Внизу дверь на кухню со скрежетом отворилась, а затем с грохотом захлопнулась. По лестнице прогрохотали чьи-то ботинки, и в открытую дверь ввалился Питер с грязной полоской на щеке. Увидев ее там, он замер, устремив взгляд на тело цыпленка.
У него не было возможности заговорить, прежде чем появился Джеймс. Он бочком занял свободное место рядом с Питером, без рубашки и растрепанный со сна, его грудь была покрыта множеством розовых сморщенных шрамов.
– Откуда ты только что появился? – спросил Питер.
Темные брови Джеймса поползли вверх.
– Из комнаты для гостей.
– Лжешь.
– О, перестань, Питер, – сказал он с раздражением в голосе. – Я прилетел всего два дня назад. Я чертовски устал после смены часовых поясов. Я бы все еще был без сознания, если бы Уайатт не начала кричать так громко, что разбудила бы мертвого. – Его внимание переключилось на раковину. Он перевел взгляд на буквы, стекающие по стеклу. – Что это?
– Сообщение. – В животе Уайатт поселился ужас, холодный и темный, как левиафан. – В доме, помимо нас, кто-то есть.
– Ты так думаешь? – Джеймс медленно приблизился к раковине, внимательно разглядывая груду перьев. – Не уверен, думаю, более вероятно, что это сделал кто-то из нас.
Уайатт удивленно моргнула, глядя на него.
– Один из нас?
– Мы здесь единственные люди. – Он бросил многозначительный взгляд на Питера, все еще стоявшего, прислонившись к двери. Тот заметно ощетинился, в его глазах промелькнуло что-то смертоносное.
– Не смотри на меня так.
– Почему бы и нет? Ты был на птичьем дворе, не так ли? Ты с рассвета колотил в эти чертовы ворота.
– Думаешь, я бы обидел невинное животное?

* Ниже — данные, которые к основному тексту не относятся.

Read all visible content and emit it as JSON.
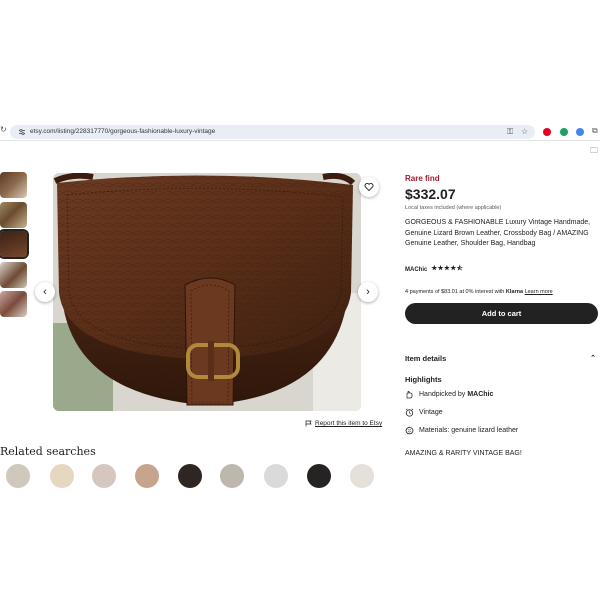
{
  "browser": {
    "url": "etsy.com/listing/228317770/gorgeous-fashionable-luxury-vintage"
  },
  "gallery": {
    "thumbnail_count": 5,
    "active_index": 3
  },
  "report_link": "Report this item to Etsy",
  "related": {
    "title": "Related searches"
  },
  "product": {
    "badge": "Rare find",
    "price": "$332.07",
    "tax_note": "Local taxes included (where applicable)",
    "title": "GORGEOUS & FASHIONABLE Luxury Vintage Handmade, Genuine Lizard Brown Leather, Crossbody Bag / AMAZING Genuine Leather, Shoulder Bag, Handbag",
    "shop_name": "MAChic",
    "rating": 4.5,
    "stars": "★★★★⯪",
    "installments_text": "4 payments of $83.01 at 0% interest with",
    "installments_provider": "Klarna",
    "learn_more": "Learn more",
    "add_to_cart": "Add to cart"
  },
  "details": {
    "section_title": "Item details",
    "highlights_title": "Highlights",
    "handpicked_prefix": "Handpicked by",
    "handpicked_shop": "MAChic",
    "vintage": "Vintage",
    "materials": "Materials: genuine lizard leather",
    "description": "AMAZING & RARITY VINTAGE BAG!"
  },
  "colors": {
    "badge_red": "#a61a2e",
    "button_dark": "#222222",
    "url_bar": "#e9eef6"
  }
}
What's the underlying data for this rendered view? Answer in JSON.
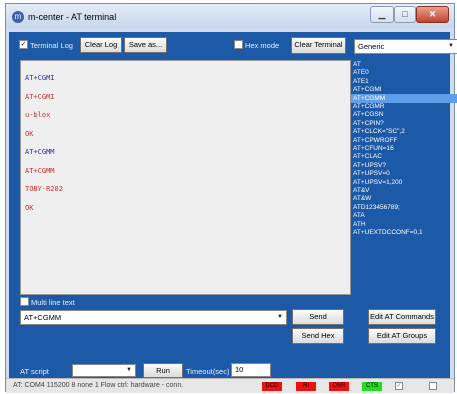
{
  "window": {
    "title": "m-center - AT terminal",
    "minimize_glyph": "▁",
    "maximize_glyph": "□",
    "close_glyph": "✕"
  },
  "toolbar": {
    "terminal_log_label": "Terminal Log",
    "terminal_log_checked": true,
    "clear_log_label": "Clear Log",
    "save_as_label": "Save as...",
    "hex_mode_label": "Hex mode",
    "hex_mode_checked": false,
    "clear_terminal_label": "Clear Terminal",
    "device_select_value": "Generic"
  },
  "terminal": {
    "lines": [
      {
        "text": "AT+CGMI",
        "color": "#2a2ab0"
      },
      {
        "text": "AT+CGMI",
        "color": "#c03030"
      },
      {
        "text": "u-blox",
        "color": "#c03030"
      },
      {
        "text": "OK",
        "color": "#c03030"
      },
      {
        "text": "AT+CGMM",
        "color": "#2a2ab0"
      },
      {
        "text": "AT+CGMM",
        "color": "#c03030"
      },
      {
        "text": "TOBY-R202",
        "color": "#c03030"
      },
      {
        "text": "OK",
        "color": "#c03030"
      }
    ]
  },
  "commands": {
    "selected": "AT+CGMM",
    "items": [
      "AT",
      "ATE0",
      "ATE1",
      "AT+CGMI",
      "AT+CGMM",
      "AT+CGMR",
      "AT+CGSN",
      "AT+CPIN?",
      "AT+CLCK=\"SC\",2",
      "AT+CPWROFF",
      "AT+CFUN=16",
      "AT+CLAC",
      "AT+UPSV?",
      "AT+UPSV=0",
      "AT+UPSV=1,200",
      "AT&V",
      "AT&W",
      "ATD123456789;",
      "ATA",
      "ATH",
      "AT+UEXTDCCONF=0,1"
    ]
  },
  "input": {
    "multi_line_label": "Multi line text",
    "command_value": "AT+CGMM",
    "send_label": "Send",
    "send_hex_label": "Send Hex",
    "edit_at_commands_label": "Edit AT Commands",
    "edit_at_groups_label": "Edit AT Groups"
  },
  "script": {
    "at_script_label": "AT script",
    "run_label": "Run",
    "timeout_label": "Timeout(sec)",
    "timeout_value": "10"
  },
  "status": {
    "text": "AT: COM4 115200 8 none 1 Flow ctrl: hardware - conn.",
    "leds": [
      {
        "label": "DCD",
        "color": "#ee1111"
      },
      {
        "label": "RI",
        "color": "#ee1111"
      },
      {
        "label": "DSR",
        "color": "#ee1111"
      },
      {
        "label": "CTS",
        "color": "#22dd22"
      }
    ]
  }
}
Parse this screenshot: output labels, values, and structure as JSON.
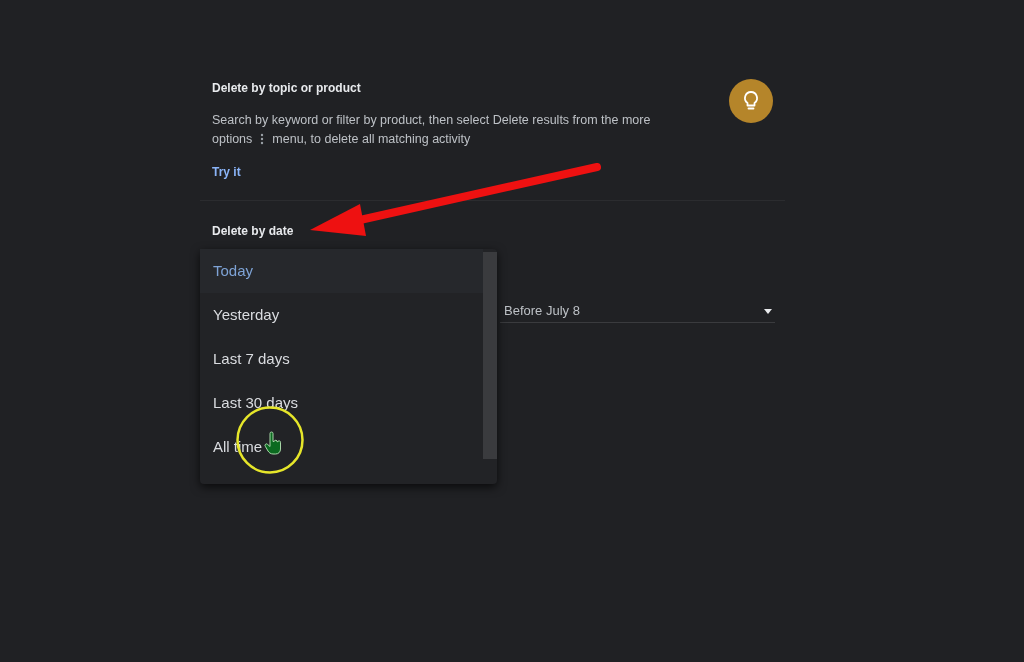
{
  "topic_section": {
    "title": "Delete by topic or product",
    "description": {
      "before_icon": "Search by keyword or filter by product, then select Delete results from the more options",
      "after_icon": "menu, to delete all matching activity"
    },
    "link": "Try it"
  },
  "date_section": {
    "title": "Delete by date",
    "range_menu": {
      "items": [
        {
          "label": "Today",
          "selected": true
        },
        {
          "label": "Yesterday",
          "selected": false
        },
        {
          "label": "Last 7 days",
          "selected": false
        },
        {
          "label": "Last 30 days",
          "selected": false
        },
        {
          "label": "All time",
          "selected": false
        }
      ]
    },
    "before_select": {
      "value": "Before July 8"
    }
  }
}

Джеймс сдержанно рассмеялся.
– Это что, серьезный вопрос?
– Оставь его в покое, – рявкнула Уайатт.
Джеймс удивленно повернулся к ней.
– Оставить его в покое?
– Мы ничего не добьемся, ссорясь подобным образом.
– Мы также ничего не добьемся, притворяясь, что все в полном порядке. – Он резко повернул голову к Питеру. – Она думает, что ты такой пацифист. Застенчивый, милый Питер, который и мухи не обидит. Ты когда-нибудь рассказывал ей, из-за чего тебя заперли в подвале? Говорил ей, как сильно разозлился, что гильдия забрала ее у тебя?
– Джейми, прекрати, – сказала Уайатт. – Это не поможет.
Но Джеймс еще не закончил.
– Ты завел их в лес, не так ли? Их было семеро. Мой отец сказал, что они выследили тебя там, где ручей превращается в реку, где река превращается в разлом, а небо черное, как Стикс. Ты убил их сам? Или позволил чему-то холодному и загадочному сделать за тебя всю работу?
Дыхание Питера стало прерывистым. У него дрожали руки.
– Они не были невинными.
– А что насчет Уайатт? – спросил Джеймс. – Она невинна? Или она просто средство для достижения цели? Мне любопытно узнать, какую ложь ты будешь говорить себе, когда будешь хоронить ее тело в роще.
Питер напрягся.
– Я не убивал цыпленка.
Желудок Уайатт словно налился свинцом. У нее сдавило горло. Джеймс был жесток, да, но ни одно из его слов не было неправдой. В доме их было трое, и Питер был единственным убийцей среди них. Она тихо сказала:
– Думаю, тебе следует уйти.
Питера безвольно опустил руки.
– Уайатт…
– Просто уходи.
На мгновение ей показалось, что он откажется. Но вместо этого борьба в его глазах угасла. Бросив последний взгляд на раковину, он повернулся, чтобы уйти. Она прислушалась к затихающему стуку его ботинок по лестнице и приглушенному хлопку кухонной двери.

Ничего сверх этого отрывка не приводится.